In the sheepfold, the maid extinguishes her harp, puts her fingers in the felt glove
Of a persistent vegetative state.
LITTLE INDUSTRY OF GHOSTS
How is it you can explain their living here with me, leaning
On their cellos, doleful and plenty.
In my single person tax-bracket of one alive, there are more
Living here with me not alive
Than are. You are a good
Dog now. Rising, supposing, loom large for me.
Turn down all the rows of white sheets in the rows
Of white cots for your wounded
To settle in. Look, the boy with a cane walks
Three-legged down our Avenue, three-quarters
Of a cur, but he’s as gifted limping as the elegy you wrote
For me and I am still alive! It was a poem clear, here
In hindsight, as flounder flesh unwrapped from
Its bed of newspaper, unspoiled. Would that you come home
Now, healed and appalled.
 
; It could have been reparable; we would have gathered
Like a din of two nurses at the metal rails of vigil
At your impossible bed. Would that we, erstwhile, will.

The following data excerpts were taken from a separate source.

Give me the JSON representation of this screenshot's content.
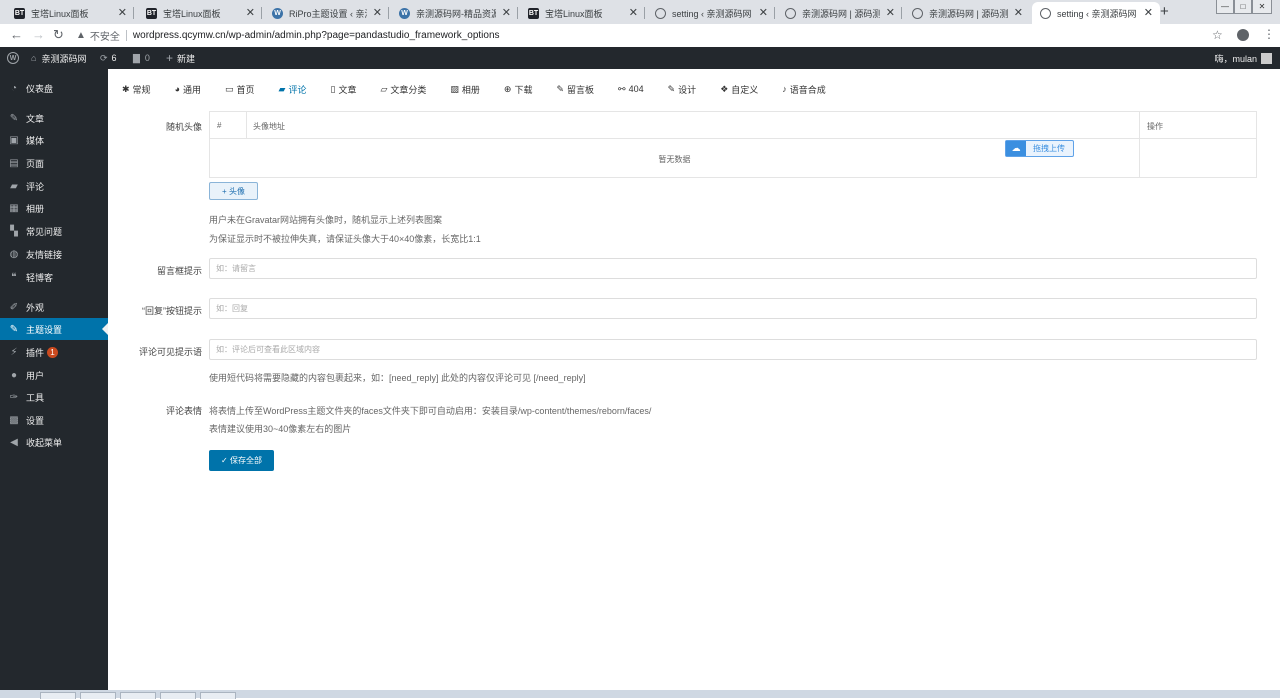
{
  "browser": {
    "tabs": [
      {
        "favicon": "bt",
        "label": "宝塔Linux面板"
      },
      {
        "favicon": "bt",
        "label": "宝塔Linux面板"
      },
      {
        "favicon": "wp",
        "label": "RiPro主题设置 ‹ 亲测源"
      },
      {
        "favicon": "wp",
        "label": "亲测源码网-精品资源站"
      },
      {
        "favicon": "bt",
        "label": "宝塔Linux面板"
      },
      {
        "favicon": "globe",
        "label": "setting ‹ 亲测源码网 —"
      },
      {
        "favicon": "globe",
        "label": "亲测源码网 | 源码测试"
      },
      {
        "favicon": "globe",
        "label": "亲测源码网 | 源码测试"
      },
      {
        "favicon": "globe",
        "label": "setting ‹ 亲测源码网 —"
      }
    ],
    "insecure_label": "不安全",
    "url": "wordpress.qcymw.cn/wp-admin/admin.php?page=pandastudio_framework_options"
  },
  "adminbar": {
    "site_name": "亲测源码网",
    "updates_count": "6",
    "comments_count": "0",
    "new_label": "新建",
    "greeting": "嗨，mulan"
  },
  "sidebar": {
    "items": [
      {
        "icon": "dashboard-icon",
        "label": "仪表盘"
      },
      {
        "icon": "pin-icon",
        "label": "文章"
      },
      {
        "icon": "media-icon",
        "label": "媒体"
      },
      {
        "icon": "page-icon",
        "label": "页面"
      },
      {
        "icon": "comment-icon",
        "label": "评论"
      },
      {
        "icon": "album-icon",
        "label": "相册"
      },
      {
        "icon": "faq-icon",
        "label": "常见问题"
      },
      {
        "icon": "links-icon",
        "label": "友情链接"
      },
      {
        "icon": "quote-icon",
        "label": "轻博客"
      },
      {
        "icon": "appearance-icon",
        "label": "外观"
      },
      {
        "icon": "brush-icon",
        "label": "主题设置"
      },
      {
        "icon": "plugin-icon",
        "label": "插件",
        "badge": "1"
      },
      {
        "icon": "user-icon",
        "label": "用户"
      },
      {
        "icon": "wrench-icon",
        "label": "工具"
      },
      {
        "icon": "settings-icon",
        "label": "设置"
      },
      {
        "icon": "collapse-icon",
        "label": "收起菜单"
      }
    ]
  },
  "tabs": [
    {
      "icon": "gear-icon",
      "label": "常规"
    },
    {
      "icon": "gauge-icon",
      "label": "通用"
    },
    {
      "icon": "monitor-icon",
      "label": "首页"
    },
    {
      "icon": "comment-icon",
      "label": "评论"
    },
    {
      "icon": "document-icon",
      "label": "文章"
    },
    {
      "icon": "folder-icon",
      "label": "文章分类"
    },
    {
      "icon": "image-icon",
      "label": "相册"
    },
    {
      "icon": "download-icon",
      "label": "下载"
    },
    {
      "icon": "edit-icon",
      "label": "留言板"
    },
    {
      "icon": "broken-link-icon",
      "label": "404"
    },
    {
      "icon": "brush-icon",
      "label": "设计"
    },
    {
      "icon": "cubes-icon",
      "label": "自定义"
    },
    {
      "icon": "microphone-icon",
      "label": "语音合成"
    }
  ],
  "active_tab": "评论",
  "form": {
    "random_avatar": {
      "label": "随机头像",
      "col_index": "#",
      "col_url": "头像地址",
      "col_action": "操作",
      "empty_text": "暂无数据",
      "upload_label": "拖拽上传",
      "add_label": "+ 头像",
      "help1": "用户未在Gravatar网站拥有头像时，随机显示上述列表图案",
      "help2": "为保证显示时不被拉伸失真，请保证头像大于40×40像素，长宽比1:1"
    },
    "comment_placeholder": {
      "label": "留言框提示",
      "placeholder": "如：请留言"
    },
    "reply_button": {
      "label": "“回复”按钮提示",
      "placeholder": "如：回复"
    },
    "comment_visible": {
      "label": "评论可见提示语",
      "placeholder": "如：评论后可查看此区域内容",
      "help": "使用短代码将需要隐藏的内容包裹起来，如：[need_reply] 此处的内容仅评论可见 [/need_reply]"
    },
    "emoji": {
      "label": "评论表情",
      "help1": "将表情上传至WordPress主题文件夹的faces文件夹下即可自动启用：安装目录/wp-content/themes/reborn/faces/",
      "help2": "表情建议使用30~40像素左右的图片"
    },
    "save_label": "✓ 保存全部"
  },
  "colors": {
    "accent": "#0073aa",
    "admin_bar": "#23282d",
    "badge": "#ca4a1f"
  }
}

Would that our Liam were living still.
SCARINISH, MINGINISH, GRIMINISH
You will not be a sepia hound in my dream at Trotternish, even
One more time. Not a lighthouse keeper
Landlocked in at Insch, not the deep sea diver with the metal
Brain in the icy umbraged waters of the Outer Hebrides.

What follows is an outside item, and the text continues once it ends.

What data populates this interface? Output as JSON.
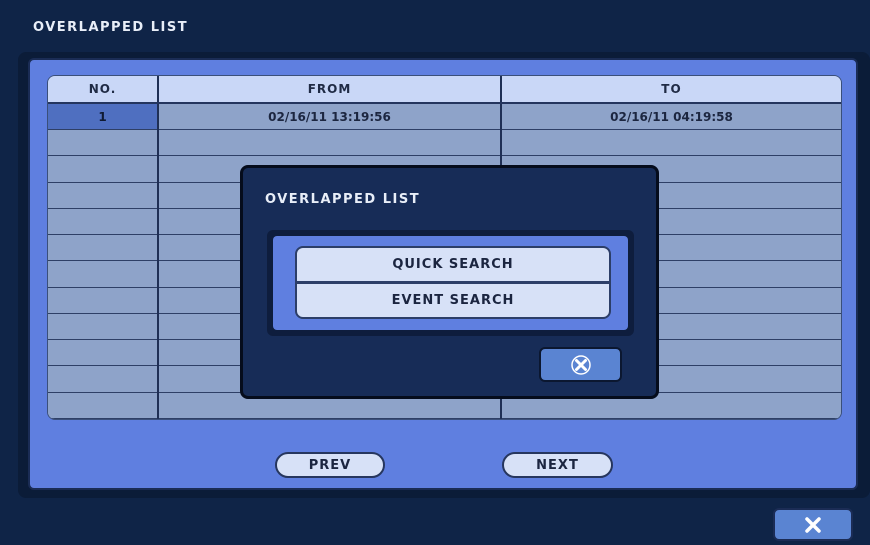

Not at the Firth of Lorne, where each man downed is a tricycle
Turned over, most of his spokes blown off, not even, were
You luckier, in the heap of small black mussels
Washed up on the Isle of Skye, huddling but still whole.

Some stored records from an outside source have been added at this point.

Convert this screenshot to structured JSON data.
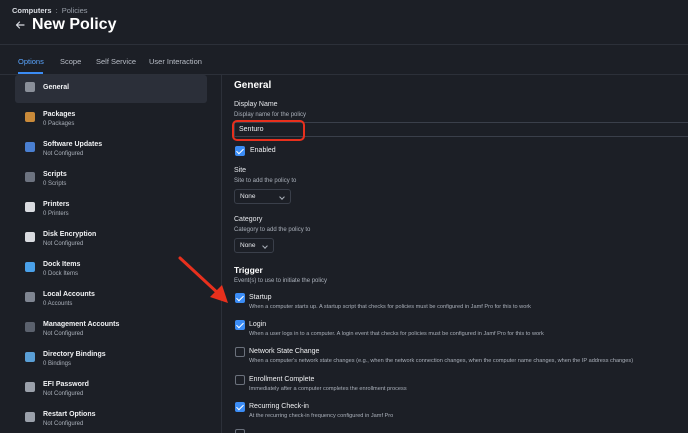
{
  "header": {
    "breadcrumb_root": "Computers",
    "breadcrumb_sep": ":",
    "breadcrumb_current": "Policies",
    "title": "New Policy"
  },
  "tabs": [
    {
      "label": "Options"
    },
    {
      "label": "Scope"
    },
    {
      "label": "Self Service"
    },
    {
      "label": "User Interaction"
    }
  ],
  "sidebar": {
    "items": [
      {
        "name": "General",
        "sub": "",
        "icon": "general-icon",
        "color": "#8a8f99"
      },
      {
        "name": "Packages",
        "sub": "0 Packages",
        "icon": "package-icon",
        "color": "#c98a3a"
      },
      {
        "name": "Software Updates",
        "sub": "Not Configured",
        "icon": "software-update-icon",
        "color": "#4a7fd1"
      },
      {
        "name": "Scripts",
        "sub": "0 Scripts",
        "icon": "script-icon",
        "color": "#6d7380"
      },
      {
        "name": "Printers",
        "sub": "0 Printers",
        "icon": "printer-icon",
        "color": "#d9dbe0"
      },
      {
        "name": "Disk Encryption",
        "sub": "Not Configured",
        "icon": "disk-encryption-icon",
        "color": "#d9dbe0"
      },
      {
        "name": "Dock Items",
        "sub": "0 Dock Items",
        "icon": "dock-icon",
        "color": "#4aa0e8"
      },
      {
        "name": "Local Accounts",
        "sub": "0 Accounts",
        "icon": "local-account-icon",
        "color": "#7f8591"
      },
      {
        "name": "Management Accounts",
        "sub": "Not Configured",
        "icon": "management-account-icon",
        "color": "#5b616d"
      },
      {
        "name": "Directory Bindings",
        "sub": "0 Bindings",
        "icon": "directory-binding-icon",
        "color": "#5a9fd6"
      },
      {
        "name": "EFI Password",
        "sub": "Not Configured",
        "icon": "efi-password-icon",
        "color": "#9aa0aa"
      },
      {
        "name": "Restart Options",
        "sub": "Not Configured",
        "icon": "restart-icon",
        "color": "#9aa0aa"
      }
    ]
  },
  "general": {
    "title": "General",
    "display_name_label": "Display Name",
    "display_name_help": "Display name for the policy",
    "display_name_value": "Senturo",
    "enabled_label": "Enabled",
    "enabled": true,
    "site_label": "Site",
    "site_help": "Site to add the policy to",
    "site_value": "None",
    "category_label": "Category",
    "category_help": "Category to add the policy to",
    "category_value": "None"
  },
  "trigger": {
    "title": "Trigger",
    "help": "Event(s) to use to initiate the policy",
    "items": [
      {
        "label": "Startup",
        "desc": "When a computer starts up. A startup script that checks for policies must be configured in Jamf Pro for this to work",
        "checked": true
      },
      {
        "label": "Login",
        "desc": "When a user logs in to a computer. A login event that checks for policies must be configured in Jamf Pro for this to work",
        "checked": true
      },
      {
        "label": "Network State Change",
        "desc": "When a computer's network state changes (e.g., when the network connection changes, when the computer name changes, when the IP address changes)",
        "checked": false
      },
      {
        "label": "Enrollment Complete",
        "desc": "Immediately after a computer completes the enrollment process",
        "checked": false
      },
      {
        "label": "Recurring Check-in",
        "desc": "At the recurring check-in frequency configured in Jamf Pro",
        "checked": true
      }
    ]
  },
  "colors": {
    "accent": "#3b8cf5",
    "annotation": "#e8301d"
  }
}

You will come back as a starfish, two arms lopped off,
Scooped up by the mop-topped schoolboy, Fearghas,
Who will take you home to Dingwall when the blotted tide is low,
Collect you with his blush balloons, his tin Sienna soldiers,
Coloring your endoskeleton with a spot of Maize and Timberwolf
From his set of crayons, flattering you with a Thistle touch, then some
Dandelion flourishes until his suppertime, one last last dab of Fern—
After which he will go on to his maroon arithmetic and Dostoyevsky
And his other sullen Prussian Blue and Orchid arts.
THE MATADOR
The last I saw of him was on the final neurasthenic afternoon of his harmonica
When he lost his hair and said I did this to him with my grief,
As the pink halo of a monk’s scalp began to shine up through his own.
My grief can cause male-pattern baldness in a man!
This was his voyage, remember now, not mine.
In my own life’s journey, I once found him, many laters, bewitched
Into a tiny iron matador (he wore a hat) on the folding table at a yard sale
In a small New England town, holding out
His midge of scarf—ridiculous and red,
Now overwrought with aching from the wind in Spain.
When was it that you say I knew?
DOVE, ABIDING
I have heard
That you were living like a goat in solitude
And turning in the proxy and the mud of it.
Don’t be coy with me. You
Were mean and you were plump. Dove,
Mistaken. You are not good. Heart
The color of a tray of entrails in a Harlem shop
For meats. I have heard Miss X has had a vision
In her rooms. It was uncomely,
A mess of hungry colors, like the Rockettes
Singularly beautiful but all together hideous.